BERNARD COLUMN: The person getting the most votes should be President
Published 10:30 am Tuesday, January 25, 2022
By Jack Bernard
Bernard is a retired corporate executive
If we were a real democracy, the person getting the most votes would be elected President of the US. But, despite what our politicians of both parties constantly state, we are not a democracy. Not by a long shot. We are a very flawed Republic which moves sporadically toward democracy. And, away from it … as the events of 2020 and 2021 prove.
The Founding Fathers were very progressive for their time- the 1700s. They formed a Republic to break away from a monarchy. We must all recognize their invaluable contribution to humankind.
But that does not mean that the Constitution that they wrote over 200 years ago is divine or that it should never be modified.
The problem is that the Founding Fathers had little faith in the masses and, therefore, made it extremely difficult to modify that Constitution, even when amendments are needed to further democracy.
One major area that should have been modified long ago is the selection process for President. He/she is not elected by the voters. As things now stand, the President is the elected leader of 50 states, not the elected leader of the people of the USA. I will explain.
In a clearly outdated and obtuse process, our President is elected by electors from each state rather than the people. That vote is then confirmed by Congress, with the Vice President convening them.
There are many problems with this process.
Number one, it does not represent the will of the people of the USA as signified by their votes. Number two, it is very susceptible to both unethical (but still legal) maneuvering as well as clearly illegal actions.

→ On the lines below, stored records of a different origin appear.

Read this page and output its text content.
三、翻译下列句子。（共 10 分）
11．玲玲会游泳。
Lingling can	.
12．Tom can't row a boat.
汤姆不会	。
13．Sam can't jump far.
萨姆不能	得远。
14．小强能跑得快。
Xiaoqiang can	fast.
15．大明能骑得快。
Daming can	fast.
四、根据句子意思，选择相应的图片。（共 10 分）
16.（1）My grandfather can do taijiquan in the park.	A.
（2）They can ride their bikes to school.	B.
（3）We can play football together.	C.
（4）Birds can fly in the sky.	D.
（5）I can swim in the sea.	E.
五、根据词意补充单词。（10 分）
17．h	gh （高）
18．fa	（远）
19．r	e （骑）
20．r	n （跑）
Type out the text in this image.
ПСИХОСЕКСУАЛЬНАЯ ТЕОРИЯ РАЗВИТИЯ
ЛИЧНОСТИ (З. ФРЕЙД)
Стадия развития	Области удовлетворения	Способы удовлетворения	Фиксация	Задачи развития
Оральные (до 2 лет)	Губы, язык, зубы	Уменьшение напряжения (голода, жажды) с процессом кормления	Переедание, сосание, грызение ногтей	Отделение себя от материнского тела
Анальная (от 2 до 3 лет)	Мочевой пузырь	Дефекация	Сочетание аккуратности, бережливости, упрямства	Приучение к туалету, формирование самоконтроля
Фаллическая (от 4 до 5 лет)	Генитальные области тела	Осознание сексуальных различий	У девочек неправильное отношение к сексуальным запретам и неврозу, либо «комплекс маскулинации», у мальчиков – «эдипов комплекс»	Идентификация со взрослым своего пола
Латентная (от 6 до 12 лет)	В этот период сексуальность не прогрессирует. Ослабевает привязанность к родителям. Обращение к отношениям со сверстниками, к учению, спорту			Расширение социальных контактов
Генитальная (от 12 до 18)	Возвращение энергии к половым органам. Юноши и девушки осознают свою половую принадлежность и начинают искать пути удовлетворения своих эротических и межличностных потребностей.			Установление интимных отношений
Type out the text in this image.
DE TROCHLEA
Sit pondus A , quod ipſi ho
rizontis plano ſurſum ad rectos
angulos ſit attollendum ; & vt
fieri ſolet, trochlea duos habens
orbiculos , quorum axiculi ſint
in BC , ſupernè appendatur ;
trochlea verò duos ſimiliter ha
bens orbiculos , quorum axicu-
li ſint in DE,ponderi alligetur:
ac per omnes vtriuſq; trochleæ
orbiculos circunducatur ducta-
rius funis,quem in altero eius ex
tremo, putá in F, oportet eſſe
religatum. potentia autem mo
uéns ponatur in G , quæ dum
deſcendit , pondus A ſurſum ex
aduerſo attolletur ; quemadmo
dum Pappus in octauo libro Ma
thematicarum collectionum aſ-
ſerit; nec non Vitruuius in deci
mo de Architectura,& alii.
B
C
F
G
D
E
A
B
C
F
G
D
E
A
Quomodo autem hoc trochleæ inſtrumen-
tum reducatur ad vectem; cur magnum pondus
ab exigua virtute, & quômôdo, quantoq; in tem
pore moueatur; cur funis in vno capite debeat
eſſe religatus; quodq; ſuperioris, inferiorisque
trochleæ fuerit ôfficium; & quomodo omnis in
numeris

Let’s get into specifics regarding the will of the people. In the past few decades, there has been a clear tendency to elect Presidents who have lost the popular vote. In 2000, George W. Bush got 233 of 401 electoral votes. But Al Gore received 543,895 more votes from US voters versus W. In 2016, Trump got 304 of 538 electoral votes. However, he got 2,868,686 fewer votes from the American people versus Hillary.
Using common sense, this process is clearly unfair to the majority of our voters. The person that they voted for did not become the leader of our nation. It’s obviously undemocratic.
A 2021 poll (shows the extent to which our population is alienated. Amazingly, 85% of Americans believe that our system either needs to be completely reformed (42%) or have major changes (43%). For comparison, only 8% of Canadians and 14% of UK residents want complete reformation of their systems.
Other nations have recognized that our supposed “democracy” is problematic. Pew Research did an international survey (16 nations) and found that only 19% of those surveyed believed that the US was a good example for others to follow.
Only half believed that our system worked well. And they are correct, as noted above.
As a start toward long overdue reform, both parties must sit down and make a good faith attempt to reform our outdated [residential elections system. (And then tackle the equally undemocratic gerrymandering, a topic I will cover in a future column.) The main obstacle to this reform is the current leadership of the GOP, which wants to maintain power regardless of its effects on democracy. This abysmal situation will not change until GOP voters let their wishes be known through the voting process.